August in Washington is a sly, mysterious month. You never know when the days will pour down with the furious heat of July, or simmer down to September's mild temperatures. And then there's the rain. You can go by for weeks without a drop, and then-- all of a sudden-- you are slammed by a vivid display of lightning, thunder, and a downpour such as you never saw before.
Right now, we're in a bit of a drought. I wake up every morning, look at my thirsty garden, and pray to the rain gods. Well, not literally, but I do tune in to the weather channel with lots of hope in my heart. Because if there isn't going to be any rain, it's me that's going to have to water the vegetable garden. And because watering the garden is my least favorite chore to do, I don't do it as often as I should.
Despite the neglect, my vegetable garden has been fairly productive this year. The okra's been churning out armfuls of slender green fingers, the eggplant's prospering, thank you, and the zucchini's been surprisingly temperamental but still active enough to keep me from complaining.
My heirloom tomatoes, though, have been acting up. About a month ago I had more gigantic, odd-shaped and delicious tomatoes than I could ask for. They were green, orange, pink, and one even had a sunburst painted on its backside. But a couple of weeks back -- I don't know why-- the plants decided to give themselves a break from making tomatoes. Maybe they are protesting the drought or maybe they are rewarding my laziness by being lazy themselves.

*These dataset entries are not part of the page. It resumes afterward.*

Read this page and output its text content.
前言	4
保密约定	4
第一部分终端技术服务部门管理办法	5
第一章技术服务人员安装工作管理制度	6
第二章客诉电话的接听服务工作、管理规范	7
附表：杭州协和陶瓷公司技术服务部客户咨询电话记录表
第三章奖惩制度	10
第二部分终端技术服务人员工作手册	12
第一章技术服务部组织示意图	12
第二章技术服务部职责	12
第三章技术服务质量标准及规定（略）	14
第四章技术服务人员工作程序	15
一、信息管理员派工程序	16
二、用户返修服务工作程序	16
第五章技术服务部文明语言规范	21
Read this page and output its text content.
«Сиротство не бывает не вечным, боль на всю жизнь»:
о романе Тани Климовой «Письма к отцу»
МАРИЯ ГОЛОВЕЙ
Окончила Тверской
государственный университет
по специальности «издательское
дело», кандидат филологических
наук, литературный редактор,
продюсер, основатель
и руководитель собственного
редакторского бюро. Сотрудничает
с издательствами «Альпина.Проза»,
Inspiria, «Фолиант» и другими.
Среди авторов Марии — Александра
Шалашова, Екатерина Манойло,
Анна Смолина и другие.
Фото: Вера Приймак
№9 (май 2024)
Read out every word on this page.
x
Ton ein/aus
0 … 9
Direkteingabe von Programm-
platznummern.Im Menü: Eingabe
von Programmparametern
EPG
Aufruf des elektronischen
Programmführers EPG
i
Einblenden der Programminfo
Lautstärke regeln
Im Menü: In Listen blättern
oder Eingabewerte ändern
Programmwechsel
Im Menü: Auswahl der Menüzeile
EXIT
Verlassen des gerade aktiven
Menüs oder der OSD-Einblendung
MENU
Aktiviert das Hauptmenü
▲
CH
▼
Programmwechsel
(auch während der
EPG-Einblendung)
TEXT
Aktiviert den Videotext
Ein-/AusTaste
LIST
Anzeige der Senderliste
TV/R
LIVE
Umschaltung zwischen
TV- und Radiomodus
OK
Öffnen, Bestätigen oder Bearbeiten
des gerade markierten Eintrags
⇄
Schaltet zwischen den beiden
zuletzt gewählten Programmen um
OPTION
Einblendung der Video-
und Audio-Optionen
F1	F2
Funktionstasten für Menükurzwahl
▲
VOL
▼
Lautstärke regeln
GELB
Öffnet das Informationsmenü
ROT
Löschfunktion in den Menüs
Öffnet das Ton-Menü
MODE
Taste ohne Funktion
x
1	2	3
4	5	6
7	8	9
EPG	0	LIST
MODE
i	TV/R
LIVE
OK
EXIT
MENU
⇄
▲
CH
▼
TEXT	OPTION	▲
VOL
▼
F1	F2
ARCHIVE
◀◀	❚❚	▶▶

Earlier this spring, I buried a couple of sprouting organic potatoes in some space I had leftover in the vegetable patch. The potatoes rapidly shot out long, green, weak stems fringed with wavy leaves, then burst into small white flowers, and as the plants began to die I could tell from the earth bulging at their roots that they had lived up to their promise and multiplied.
With glee in my heart, I dug up those potatoes-- about 25 of them. They were still fairly small, somewhere midway between a baby and your average potato, but they looked big enough to eat.
Back in my kitchen, I chopped them up to make one of my favorite Bengali potato dishes-- Aloo Posto, or Potatoes with Poppy Seeds.
Poppy seeds are a common feature in spicy Indian curries and Western sweets, but no one perhaps uses them as abundantly -- or artfully -- as Bengali cooks do. One wouldn't really think of the bland poppy and the just-as-bland potato as culinary soulmates, but bind them together with another key item from the Bengali pantry-- panch phoron-- and they sing deliciously to your tastebuds.
Panch phoron is a blend of five different seeds, cumin, mustard, fenugreek, kalonji (onion or nigella seeds), and fennel. They subtly lace this dish with notes that are pungent, bitter, earthy and sweet.
Aloo Posto is a perfect dish to serve with some chapatis or rotis, or with a spicy curry and rice. Once you try it, trust me, you'll wonder why you didn't before.
More vegan potato recipes
Aloo Posto, Potatoes in a poppy seed sauce
- 24 baby potatoes (no more than ¾ths of an inch in diameter. If using larger potatoes use 4-5 and cut into ¾th inch pieces)
- 6 tbsp poppy seeds (covered with ½ cup of water and soaked for about an hour. Blitz this mixture in a blender to get a smooth paste.)
- 2 green chili peppers (split down the middle)
- 1 tbsp coconut oil (or mustard oil, if you have it)
- Salt to taste
- 2 tsp panch phoron (Mix equal parts cumin, mustard, fenugreek, fennel and kalonji seeds)
- Heat the oil in a wok or kadhai.
- Add the panch phoron and, when the seeds sputter, add the green chillies. Stir-fry for about 30 seconds.
- Add the potatoes and stir-fry them for about two minutes.
- Now add the poppy-seed paste, salt to taste, and about ½ cup water. Mix everything together well and when the mixture starts to simmer, place a tight-fitting lid on the wok, turn the heat down to medium-low, and let the mixture cook until the potatoes are tender. Stir occasionally. If the water has evaporated before the potatoes are cooked, add a few teaspoons more at a time so the potatoes and poppy don't burn.
- Once the potatoes are cooked, turn off the heat. Garnish with coriander, if you like, and serve hot.